Тринадцатое октября. Около половины десятого вечера

- Давай лучше выйдем на улицу и там поговорим, без посторонних, - сказал Рикард Лийс, более известный в преступных кругах имагинерской столицы как Ричи Черный, и, надевая пальто, пошел вместе со своим знакомым, Фредериком Моро, он же Фредди Букмекер, к двери полного шумных посетителей плавучего ресторана.

Собеседники вышли на пустую палубу превратившегося в элитный ресторан парусного фрегата, пришвартованного к каменной набережной Реки, рядом с одной из центральных улиц Калиопы, и, оглянувшись по сторонам, встали у толстого ствола мачты.

- Ты Фердинанда Золика случайно не знаешь? - спросил Моро.

- Нет, не знаю, Фредди, - пожал плечами тридцатипятилетний Лийс, - он тебе дорогу перешел что ли?
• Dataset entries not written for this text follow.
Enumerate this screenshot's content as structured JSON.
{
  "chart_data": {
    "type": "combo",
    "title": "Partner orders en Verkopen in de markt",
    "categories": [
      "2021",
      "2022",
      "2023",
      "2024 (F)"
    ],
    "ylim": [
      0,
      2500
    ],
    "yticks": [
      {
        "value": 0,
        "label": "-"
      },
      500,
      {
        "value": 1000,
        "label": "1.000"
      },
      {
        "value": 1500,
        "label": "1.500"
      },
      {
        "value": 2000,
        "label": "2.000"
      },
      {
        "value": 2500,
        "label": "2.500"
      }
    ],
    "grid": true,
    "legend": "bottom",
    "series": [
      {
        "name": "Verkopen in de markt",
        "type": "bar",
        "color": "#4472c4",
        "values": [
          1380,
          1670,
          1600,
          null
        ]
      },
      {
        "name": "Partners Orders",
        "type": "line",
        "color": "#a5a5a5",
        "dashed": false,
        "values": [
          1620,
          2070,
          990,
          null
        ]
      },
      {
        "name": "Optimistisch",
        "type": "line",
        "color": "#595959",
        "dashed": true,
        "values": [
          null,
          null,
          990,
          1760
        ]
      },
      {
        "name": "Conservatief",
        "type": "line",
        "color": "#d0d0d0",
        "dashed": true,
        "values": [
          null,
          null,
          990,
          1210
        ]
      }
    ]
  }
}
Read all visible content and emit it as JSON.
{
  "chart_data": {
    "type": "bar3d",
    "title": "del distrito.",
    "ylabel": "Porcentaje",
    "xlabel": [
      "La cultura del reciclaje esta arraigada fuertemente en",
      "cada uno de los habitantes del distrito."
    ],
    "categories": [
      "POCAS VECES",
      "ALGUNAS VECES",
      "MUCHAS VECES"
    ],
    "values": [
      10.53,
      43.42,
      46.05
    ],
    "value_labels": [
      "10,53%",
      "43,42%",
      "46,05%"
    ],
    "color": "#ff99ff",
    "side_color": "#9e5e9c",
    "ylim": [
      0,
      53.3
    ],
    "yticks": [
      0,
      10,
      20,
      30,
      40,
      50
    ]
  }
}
- Ну, в каком-то смысле, да. Он меня на бабки развел. Причем нехилые. Вот и хочу ему хороший урок преподать.

- И какой конкретно урок хочешь ему преподать? - на угловатом лице господина Лийса изобразилась ухмылка, в тусклом сиянии электрических ламп, установленных по всей длине фальшборта, получившая какой-то демонический оттенок.

- Он совсем недавно купил себе новенький Бэнтли. Представь себе, если его судьба накажет за то, что он меня на бабки развел. Например, если с его драгоценной машинкой случится какое-нибудь происшествие…

- Ты не пробовал на него надавить, попробовать вернуть себе эти деньги?

- Тут такое дело, Ричи. мы, в принципе, вообще не должны знать о существовании друг друга. Возиться с ним мне совсем не целесообразно. Я эти деньги уже и так списал, поэтому вместо этого хочу его проучить.

- И что хочешь, чтобы случилось с его машиной?

- Ну, мало ли что бывает. Ты ведь знаешь, что иногда происходит короткое замыкание и машины загораются. Стоит себе машина и вдруг на тебе - начинается пожар. Совершенно случайно.

- А, вот оно что, - ощерился Ричи Черный, - какой ты коварный.

- Раз нарушает бизнес этику, пусть его настигает божий промысел.

- Ладно, Фредди, я тебе помогу по старой дружбе. Мои ребята разберутся с этим делом. Будет ему и судьба, будет и божий промысел. Его Бэнтли вспыхнет, как олимпийский факел.

- Вот об этом-то я и говорю, Ричи. Пусть ему будет неповадно. Это мне даже доставит больше удовлетворения, чем деньги.

- Да, все мальчики любят баловаться спичками, только это иногда плохо кончается, - смех Лийса разнесся негромким эхом по палубе фрегата-ресторана и растворился во мраке холодного безветренного октябрьского вечера.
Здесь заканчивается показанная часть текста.